Agents: Advanced·Nov 12, 2025·5 minagents llm

Human-in-the-Loop

Autonomy isn't a switch. It's a dial, and the whole craft is knowing where to set it for a given action.

Most of the discourse treats it as binary — either the agent runs free or a human babysits every keystroke. Both extremes are useless. Full autonomy on an action that emails your customers is reckless. A human approving every database read is just a slow human with extra steps. The real design question is narrower and more interesting: which specific moments deserve a person, and how do you insert one without turning the agent back into a form.

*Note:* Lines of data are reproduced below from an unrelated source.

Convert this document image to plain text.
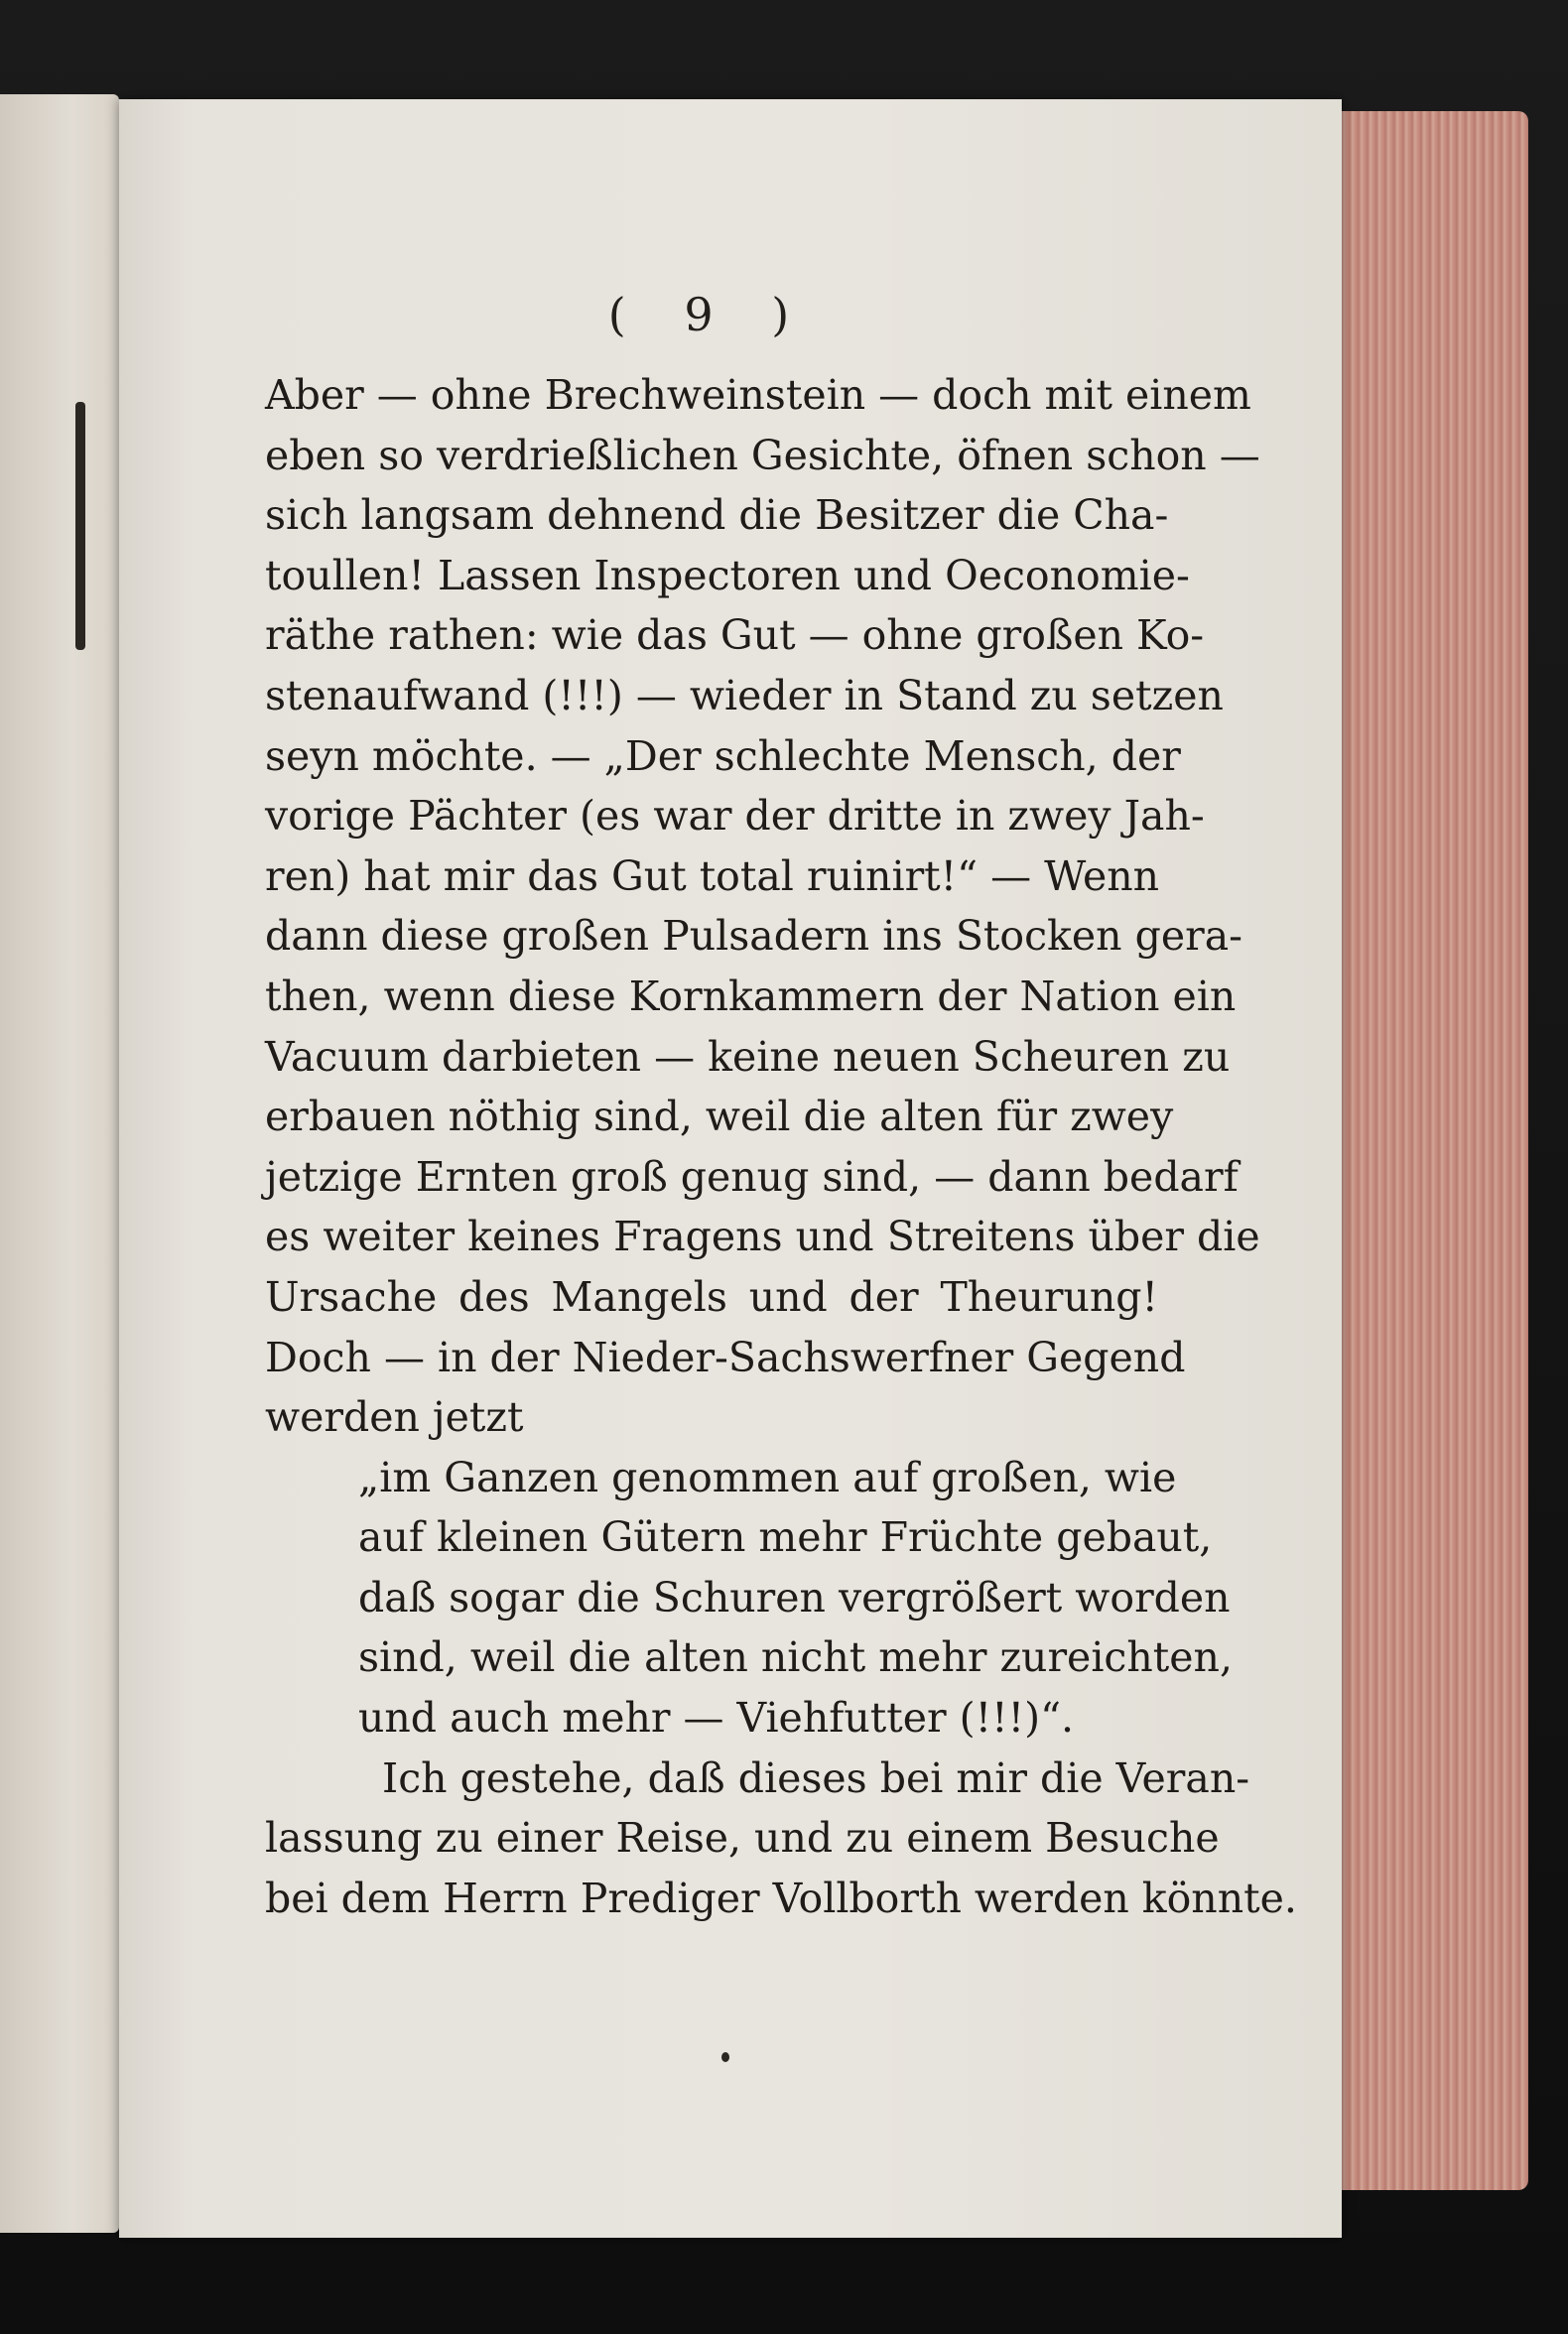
( 9 )
Aber — ohne Brechweinstein — doch mit einem
eben so verdrießlichen Gesichte, öfnen schon —
sich langsam dehnend die Besitzer die Cha-
toullen! Lassen Inspectoren und Oeconomie-
räthe rathen: wie das Gut — ohne großen Ko-
stenaufwand (!!!) — wieder in Stand zu setzen
seyn möchte. — „Der schlechte Mensch, der
vorige Pächter (es war der dritte in zwey Jah-
ren) hat mir das Gut total ruinirt!“ — Wenn
dann diese großen Pulsadern ins Stocken gera-
then, wenn diese Kornkammern der Nation ein
Vacuum darbieten — keine neuen Scheuren zu
erbauen nöthig sind, weil die alten für zwey
jetzige Ernten groß genug sind, — dann bedarf
es weiter keines Fragens und Streitens über die
Ursache des Mangels und der Theurung!
Doch — in der Nieder-Sachswerfner Gegend
werden jetzt
„im Ganzen genommen auf großen, wie
auf kleinen Gütern mehr Früchte gebaut,
daß sogar die Schuren vergrößert worden
sind, weil die alten nicht mehr zureichten,
und auch mehr — Viehfutter (!!!)“.
Ich gestehe, daß dieses bei mir die Veran-
lassung zu einer Reise, und zu einem Besuche
bei dem Herrn Prediger Vollborth werden könnte.
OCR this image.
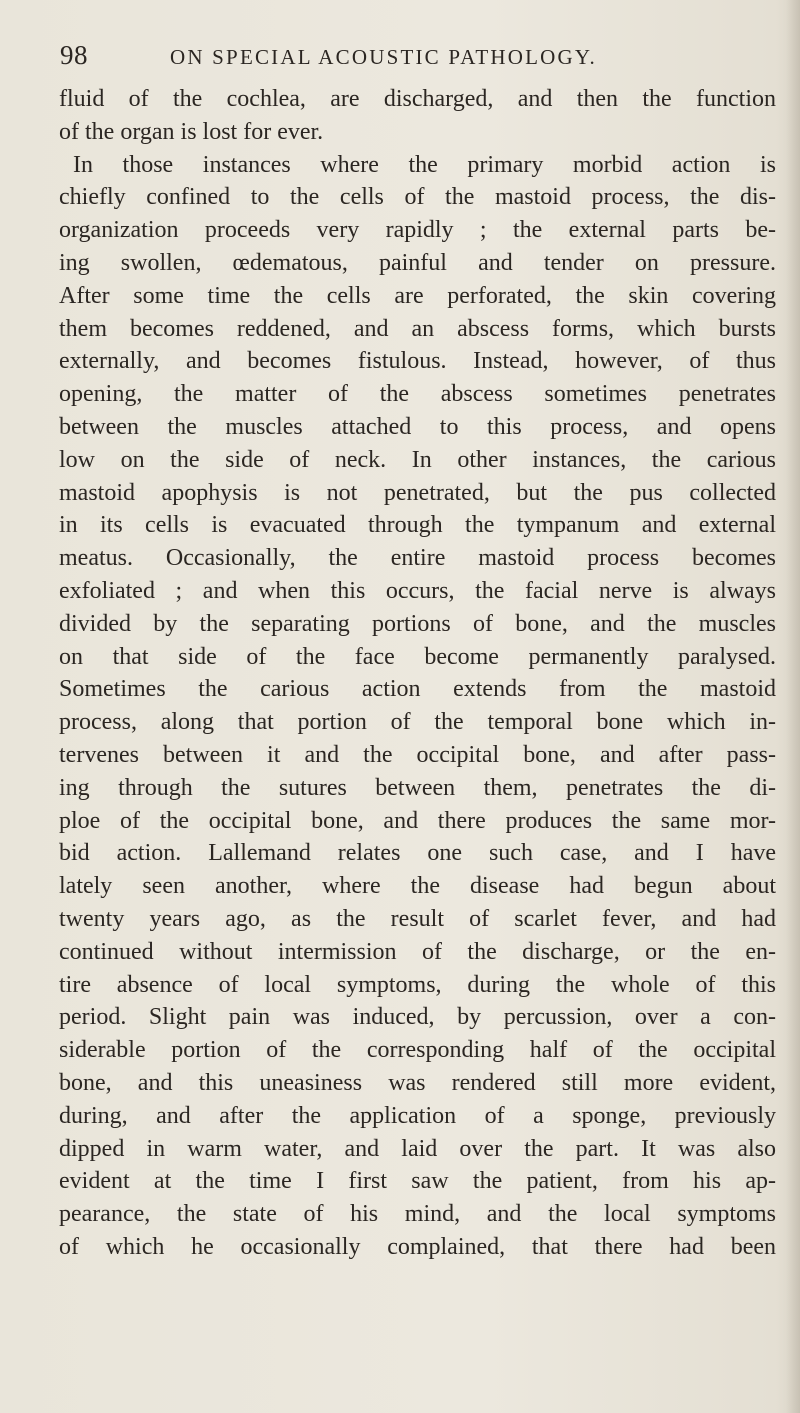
98	ON SPECIAL ACOUSTIC PATHOLOGY.
fluid of the cochlea, are discharged, and then the function
of the organ is lost for ever.
In those instances where the primary morbid action is
chiefly confined to the cells of the mastoid process, the dis-
organization proceeds very rapidly ; the external parts be-
ing swollen, œdematous, painful and tender on pressure.
After some time the cells are perforated, the skin covering
them becomes reddened, and an abscess forms, which bursts
externally, and becomes fistulous. Instead, however, of thus
opening, the matter of the abscess sometimes penetrates
between the muscles attached to this process, and opens
low on the side of neck. In other instances, the carious
mastoid apophysis is not penetrated, but the pus collected
in its cells is evacuated through the tympanum and external
meatus. Occasionally, the entire mastoid process becomes
exfoliated ; and when this occurs, the facial nerve is always
divided by the separating portions of bone, and the muscles
on that side of the face become permanently paralysed.
Sometimes the carious action extends from the mastoid
process, along that portion of the temporal bone which in-
tervenes between it and the occipital bone, and after pass-
ing through the sutures between them, penetrates the di-
ploe of the occipital bone, and there produces the same mor-
bid action. Lallemand relates one such case, and I have
lately seen another, where the disease had begun about
twenty years ago, as the result of scarlet fever, and had
continued without intermission of the discharge, or the en-
tire absence of local symptoms, during the whole of this
period. Slight pain was induced, by percussion, over a con-
siderable portion of the corresponding half of the occipital
bone, and this uneasiness was rendered still more evident,
during, and after the application of a sponge, previously
dipped in warm water, and laid over the part. It was also
evident at the time I first saw the patient, from his ap-
pearance, the state of his mind, and the local symptoms
of which he occasionally complained, that there had been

The asymmetry that decides everything

Here's the lens I use. Sort every action the agent can take by two things: how reversible it is, and how costly it is when wrong.

A web search? Cheap, reversible, do it a thousand times unsupervised. Reading a file? Same. But sending a refund, deleting a record, posting to a customer, executing a trade, merging to main — these are expensive and hard to undo. That quadrant — high cost, low reversibility — is exactly where a human belongs, and nowhere else really needs one.

This reframes the whole thing. You're not deciding "how autonomous should this agent be." You're tagging individual actions, and the irreversible expensive ones get a gate. Anthropic's "building effective agents" guidance lands in the same place from a different angle: keep humans at the checkpoints that matter and stay out of the agent's way everywhere else. The art is being stingy with the gates.

Three ways to put a human in

There isn't one human-in-the-loop pattern. There are at least three, and they interrupt the agent at different points.

Approve / reject (the gate). The agent proposes an action and pauses before taking it. A human says yes or no. Classic for irreversible operations — the refund waits for a click. This is the one people mean by default.

Edit (the steer). The human doesn't just approve; they modify the agent's proposed action or its draft output before it proceeds. The agent wrote the email; you tweak the second paragraph and then it sends. More effort than a yes/no, far more control.

Review-after (the audit). The agent acts autonomously but flags the action for later human review. No blocking. You accept that some actions might be wrong, in exchange for speed, and you catch the mistakes after the fact. Right for reversible-but-worth-watching actions, wrong for anything you can't take back.

A risk gate routing actions to a human
Reversible, low-cost actions run; irreversible ones pause for a human to approve, edit, or reject.

The hard part is the pause

Conceptually a gate is easy. Mechanically, pausing an agent mid-run and resuming it possibly hours later is the engineering problem, because the agent might be ten steps deep with a stack of state, and the human won't get to it until after lunch. You can't just block a thread for three hours.

This is where durable execution earns its keep. LangGraph's interrupt does exactly this: the agent hits the interrupt, its full state is checkpointed to durable storage, the process is free to exit, and when the human finally responds, execution resumes from precisely that point with all the context intact.

from langgraph.types import interrupt, Command

def approval_gate(state):
    # Execution stops here; state is persisted. Could resume hours later.
    decision = interrupt({
        "action": "issue_refund",
        "amount": state["amount"],
        "customer": state["customer_id"],
    })
    if decision["type"] == "approve":
        return issue_refund(state)
    if decision["type"] == "edit":
        return issue_refund({**state, **decision["changes"]})
    return Command(goto="replan")        # rejected

The key property: the agent is not sitting in memory burning resources while it waits. It's checkpointed and dormant. Resuming is Command(resume=decision), and the agent picks up like nothing happened. Without durable state, "human-in-the-loop" quietly means "a process pinned open until someone clicks," which falls over the moment your reviewer goes home.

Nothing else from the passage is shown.